Tidak Tegas
Pembatasan Sosial Berskala Besar memang terdengar luar biasa kata-katanya. Akan tetapi PSBB sebenarnya lebih lunak dibanding karantina wilayah maupun darurat sipil. Oleh karena lebih lunak, PSBB perlu disertai kebijakan pendukung yang lebih tegas agar semakin berdaya guna melawan penyebaran Covid-19.
Sayangnya, pemerintah terkesan maju-mundur dalam kebijakan mudik. Padahal, langkah maju-mundur membuat kita terlalu banyak berhenti. Sementara Corona semakin kencang berlari dan menyebar mendahului upaya kita.
Memang sulit untuk membedakan antara sikap penuh perhitungan dan kebimbangan. Namun, ambiguisitas tak bisa ditutupi. Pemerintah seperti kurang yakin dengan langkah yang diambil. Ambil contoh ketika presiden menginstruksikan pemerintah daerah melakukan percepatan penanganan Covid-19 yang terkait kesehatan dan dampak ekonomi. Pemerintah daerah didorong untuk menetapkan kondisi daruratnya masing-masing karena daerah yang paling paham kondisi lokal. Pada saat yang sama kewenangan itu ditahan oleh aturan yang melarang pemerintah daerah mengambil tindakan lebih jauh.
Langkah maju-mundur melahirkan kebijakan yang tidak tegas dan ketidaktegasan melahirkan ketidakjelasan. Pada situasi seperti inilah improvisasi sejumlah daerah yang menerapkan "local lockdown" dan inisiatif komunitas masyarakat untuk melakukan "karantina wilayah mandiri" bisa dipahami.
Tantangan Isolasi Mandiri di Desa
Himbauan kepada pemudik untuk mengkarantina diri selama 14 hari sebagai Orang Dalam Pemantauan (ODP) setelah sampai di kampung halaman bisa diterima.
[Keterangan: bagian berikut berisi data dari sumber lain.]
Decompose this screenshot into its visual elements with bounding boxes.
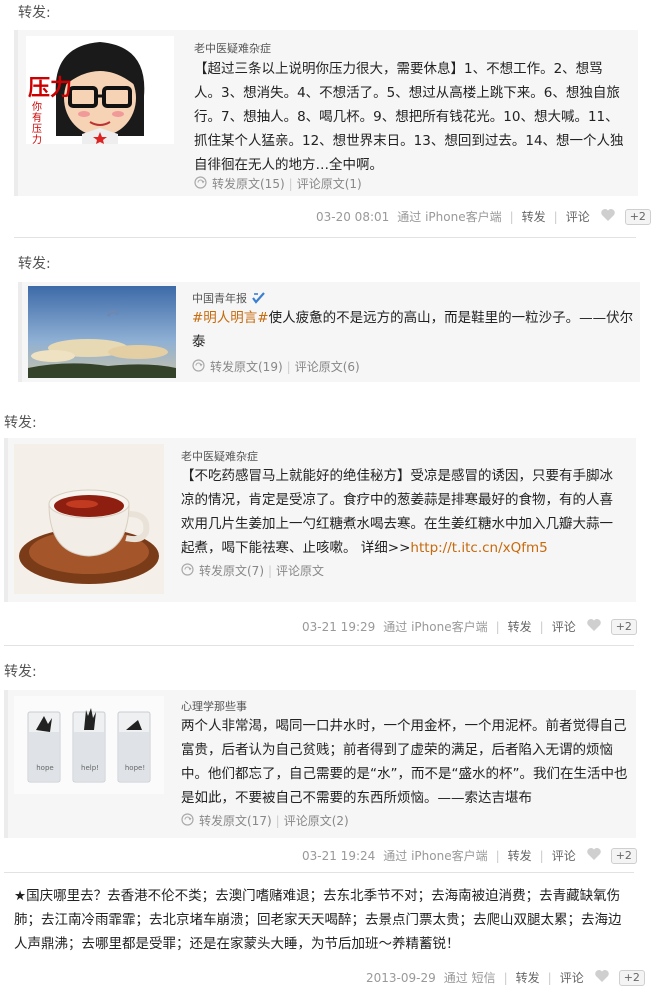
post-time[interactable]: 03-21 19:29 bbox=[302, 620, 375, 634]
glass-label: hope bbox=[36, 764, 54, 772]
original-actions: 转发原文(17) | 评论原文(2) bbox=[181, 812, 349, 829]
post-text: 【超过三条以上说明你压力很大，需要休息】1、不想工作。2、想骂人。3、想消失。4… bbox=[194, 61, 624, 173]
post-footer: 2013-09-29 通过 短信 | 转发 | 评论 +2 bbox=[366, 969, 645, 986]
heart-icon[interactable] bbox=[600, 208, 616, 225]
glass-label: hope! bbox=[124, 764, 146, 772]
author-name[interactable]: 心理学那些事 bbox=[181, 698, 247, 714]
post-footer: 03-20 08:01 通过 iPhone客户端 | 转发 | 评论 +2 bbox=[316, 208, 651, 225]
plus-count[interactable]: +2 bbox=[618, 969, 645, 986]
plus-count[interactable]: +2 bbox=[610, 847, 637, 864]
reposted-card: hope help! hope! 心理学那些事 两个人非常渴，喝同一口井水时，一… bbox=[4, 690, 636, 838]
author-name[interactable]: 老中医疑难杂症 bbox=[181, 448, 258, 464]
plus-count[interactable]: +2 bbox=[610, 618, 637, 635]
comment-original-link[interactable]: 评论原文(2) bbox=[284, 812, 349, 829]
divider bbox=[4, 645, 634, 646]
verified-badge-icon bbox=[252, 292, 266, 307]
author-name[interactable]: 中国青年报 bbox=[192, 290, 266, 307]
post-image[interactable] bbox=[14, 444, 164, 594]
post-time[interactable]: 03-20 08:01 bbox=[316, 210, 389, 224]
repost-icon bbox=[194, 175, 207, 192]
detail-link[interactable]: http://t.itc.cn/xQfm5 bbox=[410, 540, 547, 556]
post-text: #明人明言#使人疲惫的不是远方的高山，而是鞋里的一粒沙子。——伏尔泰 bbox=[192, 310, 634, 350]
repost-label: 转发: bbox=[4, 664, 37, 680]
repost-icon bbox=[181, 812, 194, 829]
original-actions: 转发原文(19) | 评论原文(6) bbox=[192, 358, 360, 375]
heart-icon[interactable] bbox=[586, 847, 602, 864]
post-text: 两个人非常渴，喝同一口井水时，一个用金杯，一个用泥杯。前者觉得自己富贵，后者认为… bbox=[181, 718, 628, 806]
image-subcaption: 你有压力 bbox=[32, 102, 42, 144]
post-time[interactable]: 03-21 19:24 bbox=[302, 849, 375, 863]
post-source[interactable]: 通过 短信 bbox=[444, 969, 496, 986]
post-source[interactable]: 通过 iPhone客户端 bbox=[383, 618, 487, 635]
reposted-card: 老中医疑难杂症 【不吃药感冒马上就能好的绝佳秘方】受凉是感冒的诱因，只要有手脚冰… bbox=[4, 438, 636, 602]
repost-original-link[interactable]: 转发原文(17) bbox=[199, 812, 272, 829]
divider bbox=[14, 237, 636, 238]
post-footer: 03-21 19:24 通过 iPhone客户端 | 转发 | 评论 +2 bbox=[302, 847, 637, 864]
plus-count[interactable]: +2 bbox=[624, 208, 651, 225]
reposted-card: 中国青年报 #明人明言#使人疲惫的不是远方的高山，而是鞋里的一粒沙子。——伏尔泰… bbox=[18, 282, 640, 382]
repost-label: 转发: bbox=[18, 5, 51, 21]
post-footer: 03-21 19:29 通过 iPhone客户端 | 转发 | 评论 +2 bbox=[302, 618, 637, 635]
post-image[interactable]: hope help! hope! bbox=[14, 696, 164, 794]
comment-original-link[interactable]: 评论原文(1) bbox=[297, 175, 362, 192]
post-image[interactable]: 压力 你有压力 bbox=[26, 36, 174, 144]
comment-button[interactable]: 评论 bbox=[566, 208, 590, 225]
reposted-card: 压力 你有压力 老中医疑难杂症 【超过三条以上说明你压力很大，需要休息】1、不想… bbox=[14, 30, 638, 196]
repost-button[interactable]: 转发 bbox=[508, 847, 532, 864]
repost-button[interactable]: 转发 bbox=[522, 208, 546, 225]
heart-icon[interactable] bbox=[586, 618, 602, 635]
post-source[interactable]: 通过 iPhone客户端 bbox=[383, 847, 487, 864]
heart-icon[interactable] bbox=[594, 969, 610, 986]
repost-icon bbox=[181, 562, 194, 579]
repost-button[interactable]: 转发 bbox=[516, 969, 540, 986]
post-text: 【不吃药感冒马上就能好的绝佳秘方】受凉是感冒的诱因，只要有手脚冰凉的情况，肯定是… bbox=[181, 468, 613, 556]
repost-label: 转发: bbox=[18, 256, 51, 272]
post-image[interactable] bbox=[28, 286, 176, 378]
post-source[interactable]: 通过 iPhone客户端 bbox=[397, 208, 501, 225]
comment-button[interactable]: 评论 bbox=[552, 847, 576, 864]
original-actions: 转发原文(15) | 评论原文(1) bbox=[194, 175, 362, 192]
comment-button[interactable]: 评论 bbox=[552, 618, 576, 635]
repost-original-link[interactable]: 转发原文(7) bbox=[199, 562, 264, 579]
post-time[interactable]: 2013-09-29 bbox=[366, 971, 436, 985]
author-name[interactable]: 老中医疑难杂症 bbox=[194, 40, 271, 56]
repost-label: 转发: bbox=[4, 415, 37, 431]
topic-link[interactable]: #明人明言# bbox=[192, 310, 269, 326]
image-caption: 压力 bbox=[28, 76, 73, 101]
comment-original-link[interactable]: 评论原文 bbox=[276, 562, 324, 579]
original-actions: 转发原文(7) | 评论原文 bbox=[181, 562, 324, 579]
comment-original-link[interactable]: 评论原文(6) bbox=[295, 358, 360, 375]
glass-label: help! bbox=[81, 764, 99, 772]
divider bbox=[4, 872, 634, 873]
repost-original-link[interactable]: 转发原文(15) bbox=[212, 175, 285, 192]
repost-original-link[interactable]: 转发原文(19) bbox=[210, 358, 283, 375]
repost-button[interactable]: 转发 bbox=[508, 618, 532, 635]
repost-icon bbox=[192, 358, 205, 375]
post-text: ★国庆哪里去？去香港不伦不类；去澳门嗜赌难退；去东北季节不对；去海南被迫消费；去… bbox=[14, 888, 622, 952]
comment-button[interactable]: 评论 bbox=[560, 969, 584, 986]
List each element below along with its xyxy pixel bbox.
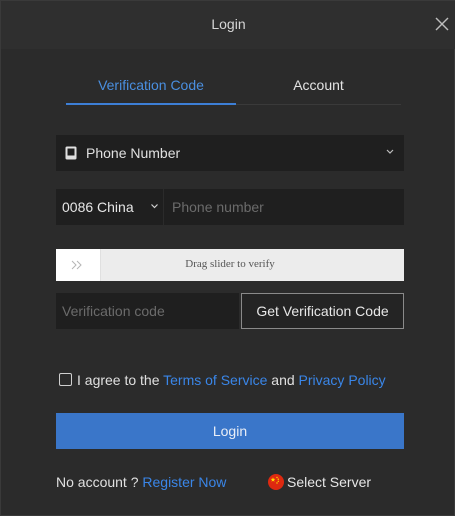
agreement-text: I agree to the Terms of Service and Priv… [77, 372, 386, 388]
login-button[interactable]: Login [56, 413, 404, 449]
terms-of-service-link[interactable]: Terms of Service [163, 372, 267, 388]
double-chevron-right-icon [71, 260, 82, 270]
window-title: Login [211, 16, 246, 32]
login-type-label: Phone Number [86, 145, 181, 161]
login-dialog: Login Verification Code Account Phone Nu… [0, 0, 455, 516]
agree-checkbox[interactable] [59, 373, 72, 386]
login-type-select[interactable]: Phone Number [56, 135, 404, 171]
agreement-prefix: I agree to the [77, 372, 164, 388]
chevron-down-icon [386, 149, 394, 154]
phone-icon [65, 146, 77, 160]
country-code-select[interactable]: 0086 China [56, 189, 163, 225]
slider-captcha: Drag slider to verify [56, 249, 404, 281]
agreement-conjunction: and [267, 372, 299, 388]
privacy-policy-link[interactable]: Privacy Policy [299, 372, 386, 388]
register-now-link[interactable]: Register Now [142, 474, 226, 490]
china-flag-icon [268, 474, 284, 490]
register-row: No account ? Register Now [56, 474, 226, 490]
tab-account[interactable]: Account [236, 73, 401, 105]
phone-number-input[interactable] [164, 189, 404, 225]
select-server-label: Select Server [287, 474, 372, 490]
country-code-label: 0086 China [62, 199, 134, 215]
chevron-down-icon [151, 204, 158, 209]
login-tabs: Verification Code Account [66, 73, 401, 105]
slider-hint: Drag slider to verify [185, 258, 275, 270]
title-bar: Login [1, 1, 455, 49]
tab-verification-code[interactable]: Verification Code [66, 73, 236, 105]
close-icon[interactable] [432, 14, 452, 34]
slider-handle[interactable] [56, 249, 101, 281]
verification-code-input[interactable] [56, 293, 239, 329]
no-account-text: No account ? [56, 474, 143, 490]
get-verification-code-button[interactable]: Get Verification Code [241, 293, 404, 329]
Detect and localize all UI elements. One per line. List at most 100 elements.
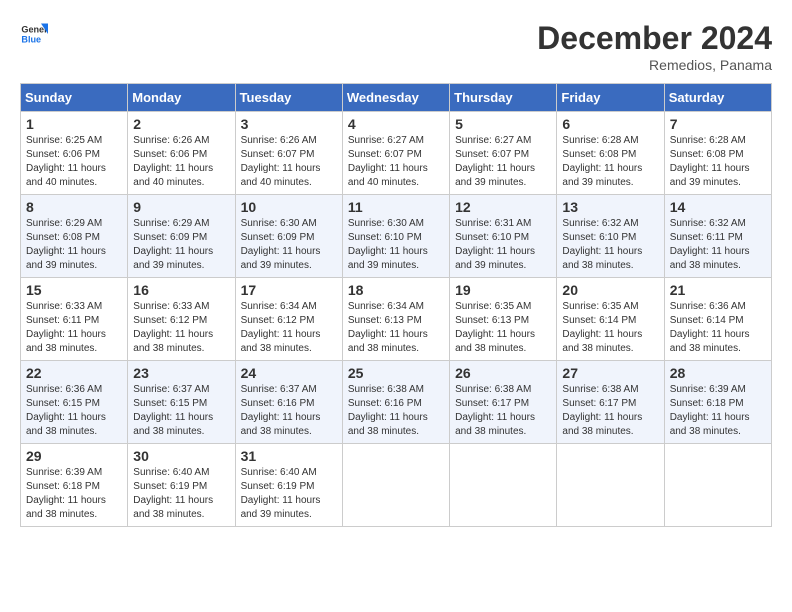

Namun, ada hal penting yang sepertinya dilupakan pemerintah tentang bagaimana masyarakat desa hidup.
Tidak ada jaminan bahwa mereka yang telah tiba di kampung halaman bisa disiplin mengkarantina dirinya sendiri dengan penuh kesadaran. Tradisi dan karakter masyarakat desa yang sangat senang bergaul menyodorkan sederet masalah soal pembatasan interaksi dalam suasana lebaran.Â
Kemudian tantangan menjalankan protokol karantina mandiri dengan benar. Rumah-rumah di kampung yang umumnya dihuni oleh keluarga besar tidak serta merta bisa disamakan dengan hunian yang memungkinkan ODP bisa tidur sendiri di kamar yang terpisah, mandi di kamar mandi terpisah, serta makan minum dengan alat yang berbeda. Oleh karena itu, karantina mandiri bagi para pemudik di kampung halaman tetap berisiko.
Ketidaktegasan dan ketidakjelasan kebijakan pemerintah soal mudik juga bisa memicu  ketegangan sosial terkait penerimaan pemudik di tempat tujuan. Seperti kita tahu beberapa daerah telah memperketat masuknya orang dari luar. Beberapa kampung memblokir gerbang masuk kampung disertai spanduk menolak orang dari luar daerah. Ini perlu dipikirkan juga karena bisa aterjadi kondisi di mana pemudik yang telah tiba di daerah tujuan atau kampung halaman, ternyata ditolak untuk masuk. Bagaimana memfasilitasi mereka? Di mana mereka akan ditampung dan mengkarantina dirinya?
Kementerian Desa telah mengeluarkan instruksi kepada setiap desa untuk menyiapkan tempat karantina atau isolasi mandiri. Akan tetapi membayangkan sebuah balai desa yang bisa disulap menjadi tempat karantina yang layak tidak akan sederhana.
Matangkan Skenario
Maju-mundur langkah pemerintah Jokowi mungkin juga membuat para pembantunya di lapangan mengalami kesulitan. Kementerian Perhubungan telah mengambil langkah tepat untuk membatalkan mudik gratis bersama. Akan tetapi dengan tidak adanya larangan yang tegas soal mudik, Kementerian Perhubungan dan aparat daerah harus merancang ulang strategi untuk melayani arus mudik. Meski tanpa mudik gratis, mudik kali ini akan jadi lebih dari sekadar perjalanan, tapi perang melawan transmisi Corona. Perlu upaya ekstra untuk memastikan bahwa arus mudik tidak akan menciptakan pusat-pusat penyebaran Corona baru di daerah.